Catching Fire

No. This is not about your hunger games. This is about catching a glimmer of light amidst the darkest. This is about catching flickers of candles as one catches flickers of hope.

The past few days, I had no contact with the world outside that mountain. I had no contact with my phone, with my laptop screen, with my regular meals and desserts, and with the fluorescent lights. I had no contact with my calendar, and with my papers. I had no watch, no make-up, no formal dress. I just had myself and the folly that I was before the real essentials of living.
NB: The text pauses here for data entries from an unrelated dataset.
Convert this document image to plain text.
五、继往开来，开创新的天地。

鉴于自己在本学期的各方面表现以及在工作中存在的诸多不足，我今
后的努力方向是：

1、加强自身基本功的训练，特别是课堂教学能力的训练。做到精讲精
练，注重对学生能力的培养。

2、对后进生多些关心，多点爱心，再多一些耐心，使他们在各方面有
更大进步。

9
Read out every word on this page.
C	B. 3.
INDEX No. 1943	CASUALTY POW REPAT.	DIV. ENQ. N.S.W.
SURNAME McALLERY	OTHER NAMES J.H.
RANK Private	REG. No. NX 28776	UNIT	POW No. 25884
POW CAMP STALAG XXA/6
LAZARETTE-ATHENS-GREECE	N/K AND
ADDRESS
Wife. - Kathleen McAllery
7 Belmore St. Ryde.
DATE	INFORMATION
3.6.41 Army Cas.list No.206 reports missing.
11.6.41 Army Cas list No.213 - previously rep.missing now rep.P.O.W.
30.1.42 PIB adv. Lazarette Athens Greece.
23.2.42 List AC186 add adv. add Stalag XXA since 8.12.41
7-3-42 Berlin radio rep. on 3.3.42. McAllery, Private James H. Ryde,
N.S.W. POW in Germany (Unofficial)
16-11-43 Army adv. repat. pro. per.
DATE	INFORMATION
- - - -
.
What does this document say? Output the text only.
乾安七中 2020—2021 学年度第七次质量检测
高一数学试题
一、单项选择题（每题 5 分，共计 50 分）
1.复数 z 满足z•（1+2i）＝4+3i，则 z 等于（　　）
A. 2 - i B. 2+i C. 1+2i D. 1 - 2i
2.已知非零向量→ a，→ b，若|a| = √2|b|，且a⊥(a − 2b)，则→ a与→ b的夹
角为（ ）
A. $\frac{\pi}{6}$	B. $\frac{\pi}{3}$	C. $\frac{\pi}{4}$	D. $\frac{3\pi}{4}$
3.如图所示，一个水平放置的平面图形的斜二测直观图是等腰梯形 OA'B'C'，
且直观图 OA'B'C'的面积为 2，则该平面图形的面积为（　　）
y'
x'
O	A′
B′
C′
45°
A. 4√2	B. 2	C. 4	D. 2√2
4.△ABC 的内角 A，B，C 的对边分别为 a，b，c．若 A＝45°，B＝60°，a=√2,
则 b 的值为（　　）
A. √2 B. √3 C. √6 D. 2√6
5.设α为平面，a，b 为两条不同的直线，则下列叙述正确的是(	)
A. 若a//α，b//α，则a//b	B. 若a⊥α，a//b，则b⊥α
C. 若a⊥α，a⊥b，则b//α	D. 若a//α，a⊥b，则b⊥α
That living is so complicated is an idea that never occurs to the Tanay people. Life has been rude and ungenerous to them yet they have been living it as if it were so kind and sympathetic. Their poverty is sheer simplicity to them. Their empty plates are a bounty. Their wooden couches are a cradle.

Their neighbors and their classmates are their social networks. The bamboos and the flowers are their gadgets. The trees and the uphills are their playgrounds. The soil and the dust are their shoes. The clay and their hair are their canvass. Walking and running and jumping are their dance. Their shrieks when playing are their music.

I have witnessed how the littlest things can bring out the hugest smiles; how the simplest jokes can trigger the hardest laughter; how the smallest loaf of meat can fill the hungriest stomach; how the tiniest piece of flower can beautify the dullest place; how the slightest touch of your hand can offer the warmest caress to a longing child; how your shoulders can be the highest place they have ever reached; how your old things can be the newest they have ever seen; how your flashlight can be the brightest thing they have actually held.


Sometimes, children could be more knowledgeable than you. During our immersion, the children always led me. They taught me how to get to places, how to climb trees. They showed me how to get bamboos for a living. They toured me and explained to me history behind things. They told me stories only people who had that kind of perspective could share. They taught me how to be a child all over again. They taught me I missed a lot of my childhood. They taught me hope beyond its very meaning. They taught me living. They taught me life. And they did not even try.

Contrary to popular belief, the candles they light at night are actually not a necessity. They can survive without these candles, I am sure of that. They can even walk along the trails without any lamp. But why do they have to light those candles if they are not necessary anyway? It is because these candles are the only luxury they have. These are the only extravagance they can treat their families with. These are the only things that could express their undying hopes to have better lives when not one of them bothers to express it beyond the mask of contentment. These are the only fire they can catch, with their dreams as their arrow, their family as their bow.


After all, I didn’t have any regret in participating in that immersion activity up the Tanay mountain for I met people way richer than I in more ways than you can imagine.

8 thoughts on “Catching Fire

  1. Children are amazing teachers

  2. risinghawk says:

    Wonderful message and post. Thanks for sharing it! Peace . . .

  3. mark says:

    Beautiful and perfectly written. I work with people with learning disabilities and when I tell people this they sometimes correct me by saying “Do you not mean, work ‘for’ people with learning disabilities”, implying that I help them. The opposite is true, they have taught me about myself and human nature and life much as in the same way as what you experienced with the children. It’s crazy that the politically correct term is “people with learning disabilities”, it’s totally inaccurate. Thank you for sharing your wonderful experience and I apologise in advance for quoting Mr. Twain again on your blog; but he can say it better than me,

    “The most interesting information comes from children, for they tell all they know and then stop.” – Mark Twain

    • Thank you for sharing this equally wonderful experience, Mark. You know what I think? I think preposition usage and all this stuff about political correctness are all part of life’s ironies and paradoxes. Society deconstructs itself and I guess it allows people (like you and me) to better appreciate some meaning or lessons it has to offer.